6. Alte Pötte gut in Schuss: Museumshafen Oevelgönne
Alte Dampfschiffe, historische Segler, das älteste seegängige Feuerschiff der Welt und ein Schwimmkran: An den Kais des Museumshafens liegt eine faszinierende Flotte völlig unterschiedlicher Schiffe und Wasserfahrzeuge. Alle stammen aus der Zeit zwischen 1880 bis 1960, waren auf der Nordsee oder im Hamburger Hafen unterwegs. Die Exponate werden liebevoll gepflegt und sind deshalb noch voll funktionsfähig. Ist mal ein Liegeplatz leer, denn nimmt der fehlende Oldtimer wahrscheinlich an einem historischen Event teil. Wer neugierig ist, sollte sich nicht scheuen, die Besatzungsmitglieder auf den Schiffen anzusprechen. Sie beantworten Fragen der Besucher gern und zeigen ihnen das Schiff.

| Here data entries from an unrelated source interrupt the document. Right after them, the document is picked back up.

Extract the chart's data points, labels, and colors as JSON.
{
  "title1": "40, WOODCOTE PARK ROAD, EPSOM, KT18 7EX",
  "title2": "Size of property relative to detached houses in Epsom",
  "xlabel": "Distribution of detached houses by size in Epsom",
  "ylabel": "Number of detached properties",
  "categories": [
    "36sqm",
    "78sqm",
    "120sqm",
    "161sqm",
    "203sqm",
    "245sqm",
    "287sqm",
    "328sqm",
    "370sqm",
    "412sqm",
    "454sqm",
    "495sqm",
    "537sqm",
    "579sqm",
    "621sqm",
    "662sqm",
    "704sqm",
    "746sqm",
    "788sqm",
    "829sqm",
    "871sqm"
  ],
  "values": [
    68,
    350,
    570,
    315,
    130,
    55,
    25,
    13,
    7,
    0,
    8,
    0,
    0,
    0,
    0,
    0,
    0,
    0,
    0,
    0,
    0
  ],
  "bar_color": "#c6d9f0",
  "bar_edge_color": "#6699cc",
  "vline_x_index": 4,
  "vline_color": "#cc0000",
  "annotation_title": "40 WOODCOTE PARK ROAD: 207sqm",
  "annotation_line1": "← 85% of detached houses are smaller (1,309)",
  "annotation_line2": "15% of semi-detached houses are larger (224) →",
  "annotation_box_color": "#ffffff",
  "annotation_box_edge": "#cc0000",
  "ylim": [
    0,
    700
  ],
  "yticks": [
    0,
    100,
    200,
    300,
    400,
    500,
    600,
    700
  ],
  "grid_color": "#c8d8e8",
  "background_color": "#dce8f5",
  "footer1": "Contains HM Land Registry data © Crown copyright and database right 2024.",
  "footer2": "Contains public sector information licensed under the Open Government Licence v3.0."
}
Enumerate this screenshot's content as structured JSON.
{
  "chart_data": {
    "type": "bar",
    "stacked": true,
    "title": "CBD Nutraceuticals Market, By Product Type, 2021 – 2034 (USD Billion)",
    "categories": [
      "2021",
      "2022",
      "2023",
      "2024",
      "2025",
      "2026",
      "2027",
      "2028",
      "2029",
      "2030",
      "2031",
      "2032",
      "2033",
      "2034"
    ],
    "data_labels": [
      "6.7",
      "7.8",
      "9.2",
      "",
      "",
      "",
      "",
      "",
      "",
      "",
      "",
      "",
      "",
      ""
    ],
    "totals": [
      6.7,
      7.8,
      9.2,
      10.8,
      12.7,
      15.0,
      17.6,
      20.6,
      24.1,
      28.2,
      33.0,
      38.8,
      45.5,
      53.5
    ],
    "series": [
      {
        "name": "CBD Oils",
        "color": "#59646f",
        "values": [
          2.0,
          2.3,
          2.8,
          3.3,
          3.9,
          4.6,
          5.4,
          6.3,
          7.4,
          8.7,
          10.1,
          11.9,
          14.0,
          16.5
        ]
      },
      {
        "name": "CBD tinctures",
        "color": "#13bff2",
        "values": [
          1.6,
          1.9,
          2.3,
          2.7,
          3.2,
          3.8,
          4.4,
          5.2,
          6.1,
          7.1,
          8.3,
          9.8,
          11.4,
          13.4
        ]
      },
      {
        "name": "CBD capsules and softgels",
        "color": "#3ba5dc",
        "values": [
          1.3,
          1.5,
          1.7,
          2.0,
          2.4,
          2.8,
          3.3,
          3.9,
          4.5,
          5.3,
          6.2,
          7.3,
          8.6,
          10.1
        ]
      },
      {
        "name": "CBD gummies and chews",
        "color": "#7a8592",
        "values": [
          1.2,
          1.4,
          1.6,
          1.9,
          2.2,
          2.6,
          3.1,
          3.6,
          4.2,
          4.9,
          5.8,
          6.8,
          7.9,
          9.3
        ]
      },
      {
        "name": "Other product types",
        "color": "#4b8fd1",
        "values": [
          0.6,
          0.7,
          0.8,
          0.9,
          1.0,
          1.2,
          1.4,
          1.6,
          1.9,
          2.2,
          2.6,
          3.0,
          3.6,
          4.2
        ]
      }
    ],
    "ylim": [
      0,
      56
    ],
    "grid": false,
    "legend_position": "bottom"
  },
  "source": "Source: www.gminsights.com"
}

7.Kult-Kiosk am Elbstrand: Strandperle
Mit den Füßen im Sand und mit Blick auf einen der vorbeifahrenden Pötte Snacks und Drinks genießen: So fühlt sich Hamburg im Sommer an. Sobald die Sonne scheint, zeigt sich die Hansestadt von ihrer mediterranen Seite. Dann trifft man sich am Elbstrand zum Picknick und genießt das süße Leben. Einer der schönsten Orte dafür ist der Kult-Kiosk Strandperle. Zu Beginn des vergangenen Jahrhunderts genoss man hier in langen Badekleidern im Wasser die Getränke der Altonaer Milchhalle. Heute sitzen wir in Liegestühlen am Ufer und heben unser Glas auf den Sonnenuntergang.
Wer unsere Gastwerk-Tipps für einen Tag an der Elbe erleben möchte, fährt mit S- und U-Bahn bis zur U3-Station Baumwall/Elbphilharmonie und beginnt dort mit Tipp 1. Danach bewegt man sich bis Tipp 7 elbabwärts und lässt den Abend am Elbstrand ausklingen. Genießen Sie den Sommer am Strom!